I've been at Amazon for 5 years now, and have never experienced whatever the
post said. I have, however, been in the uncomfortable situation where a
colleague has tried to talk to me in the urinal about things outside of work.

Funny read though :)

------
callingspade
I work for AWS since 2014 and I am in a building that arguably has highest
density compared to other Amazon buildings. I have not seen a single instance
of what the author describes, on tens of floors except that during peak times
one may have to go to the next floor to find an empty stall. Specifically --
1\. I have not seen anyone take laptops to the stalls 2\. No conversations in
the bathroom, at most a Hi when washing your hands or a 'excuse me' at the
door. Definitely no cross-talk across stalls. 3\. No one is using bathrooms as
a meeting place or a place for long conversations.

Since last year, there are also unisex bathrooms on each floor.

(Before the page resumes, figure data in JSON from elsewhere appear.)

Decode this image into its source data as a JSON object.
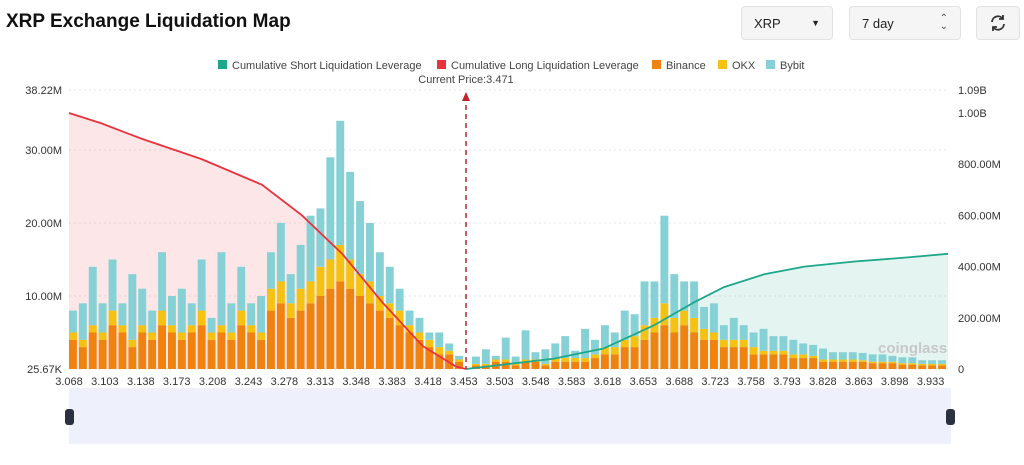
{
  "header": {
    "title": "XRP Exchange Liquidation Map",
    "coin_select": "XRP",
    "period_select": "7 day",
    "refresh_icon": "refresh-icon"
  },
  "watermark": "coinglass",
  "colors": {
    "short": "#1ea78a",
    "long": "#e8323c",
    "binance": "#f0820f",
    "okx": "#f5c211",
    "bybit": "#86d1d6"
  },
  "chart_data": {
    "type": "bar",
    "legend": [
      "Cumulative Short Liquidation Leverage",
      "Cumulative Long Liquidation Leverage",
      "Binance",
      "OKX",
      "Bybit"
    ],
    "legend_position": "top",
    "annotation": "Current Price:3.471",
    "current_price": 3.471,
    "x_tick_labels": [
      "3.068",
      "3.103",
      "3.138",
      "3.173",
      "3.208",
      "3.243",
      "3.278",
      "3.313",
      "3.348",
      "3.383",
      "3.418",
      "3.453",
      "3.503",
      "3.548",
      "3.583",
      "3.618",
      "3.653",
      "3.688",
      "3.723",
      "3.758",
      "3.793",
      "3.828",
      "3.863",
      "3.898",
      "3.933"
    ],
    "y_left_ticks": [
      "25.67K",
      "10.00M",
      "20.00M",
      "30.00M",
      "38.22M"
    ],
    "y_left_range_M": [
      0.02567,
      38.22
    ],
    "y_right_ticks": [
      "0",
      "200.00M",
      "400.00M",
      "600.00M",
      "800.00M",
      "1.00B",
      "1.09B"
    ],
    "y_right_range_M": [
      0,
      1090
    ],
    "series_long_side": {
      "binance": [
        4,
        3,
        5,
        4,
        6,
        5,
        3,
        5,
        4,
        6,
        5,
        4,
        5,
        6,
        4,
        5,
        4,
        6,
        5,
        4,
        8,
        9,
        7,
        8,
        9,
        10,
        11,
        12,
        11,
        10,
        9,
        8,
        7,
        6,
        5,
        4,
        3,
        2,
        2,
        1
      ],
      "okx": [
        1,
        1,
        1,
        1,
        2,
        1,
        1,
        1,
        1,
        2,
        1,
        1,
        1,
        2,
        1,
        1,
        1,
        2,
        1,
        1,
        3,
        3,
        2,
        3,
        3,
        4,
        4,
        5,
        4,
        3,
        3,
        2,
        2,
        2,
        1,
        1,
        1,
        1,
        0.5,
        0.3
      ],
      "bybit": [
        3,
        5,
        8,
        4,
        7,
        3,
        9,
        5,
        3,
        8,
        4,
        6,
        3,
        7,
        2,
        10,
        4,
        6,
        3,
        5,
        5,
        8,
        4,
        6,
        9,
        8,
        14,
        17,
        12,
        10,
        8,
        6,
        5,
        3,
        2,
        2,
        1,
        2,
        1,
        0.5
      ]
    },
    "series_short_side": {
      "binance": [
        0.5,
        0.5,
        1,
        1,
        0.5,
        1,
        1,
        0.5,
        1,
        1,
        1,
        1,
        1.5,
        2,
        2,
        3,
        3,
        4,
        5,
        6,
        5,
        6,
        5,
        4,
        4,
        3,
        3,
        3,
        2,
        2,
        2,
        2,
        1.5,
        1.5,
        1.5,
        1,
        1,
        1,
        1,
        1,
        0.8,
        0.8,
        0.8,
        0.6,
        0.6,
        0.5,
        0.5,
        0.5
      ],
      "okx": [
        0.2,
        0.2,
        0.3,
        0.3,
        0.2,
        0.3,
        0.3,
        0.2,
        0.5,
        0.5,
        0.5,
        0.5,
        0.5,
        1,
        1,
        1,
        1.5,
        2,
        2,
        3,
        2,
        2,
        2,
        1.5,
        1,
        1,
        1,
        1,
        1,
        0.5,
        0.5,
        0.5,
        0.5,
        0.5,
        0.3,
        0.3,
        0.3,
        0.3,
        0.3,
        0.2,
        0.2,
        0.2,
        0.2,
        0.2,
        0.2,
        0.2,
        0.2,
        0.2
      ],
      "bybit": [
        1,
        2,
        0.5,
        3,
        1,
        4,
        1,
        2,
        2,
        3,
        1,
        4,
        2,
        3,
        2,
        4,
        3,
        6,
        5,
        12,
        6,
        4,
        5,
        3,
        4,
        2,
        3,
        2,
        2,
        3,
        2,
        2,
        2,
        1.5,
        1.5,
        1.5,
        1,
        1,
        1,
        1,
        1,
        1,
        0.8,
        0.8,
        0.8,
        0.5,
        0.5,
        0.5
      ]
    },
    "cumulative_long_M": [
      [
        3.068,
        1000
      ],
      [
        3.1,
        960
      ],
      [
        3.14,
        900
      ],
      [
        3.2,
        820
      ],
      [
        3.26,
        720
      ],
      [
        3.3,
        600
      ],
      [
        3.34,
        450
      ],
      [
        3.38,
        260
      ],
      [
        3.42,
        90
      ],
      [
        3.453,
        10
      ],
      [
        3.463,
        0
      ]
    ],
    "cumulative_short_M": [
      [
        3.463,
        0
      ],
      [
        3.55,
        40
      ],
      [
        3.6,
        80
      ],
      [
        3.65,
        170
      ],
      [
        3.69,
        260
      ],
      [
        3.72,
        320
      ],
      [
        3.76,
        370
      ],
      [
        3.8,
        400
      ],
      [
        3.85,
        420
      ],
      [
        3.9,
        435
      ],
      [
        3.943,
        450
      ]
    ]
  }
}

While I am
here, might as well dispel some other myths. Occasional WFH is the norm, not
an exception. I haven't seen people work long hours as a norm. Most people
come in between 9-10:30 and leave between 5-6:30pm. Some come in earlier and
some later. Almost everyone I know is driven by their own passion for their
work, customer obsession, immense learning opportunity, do things that have
never been done before, increasing stock value and increase in their own
market value, to name a few.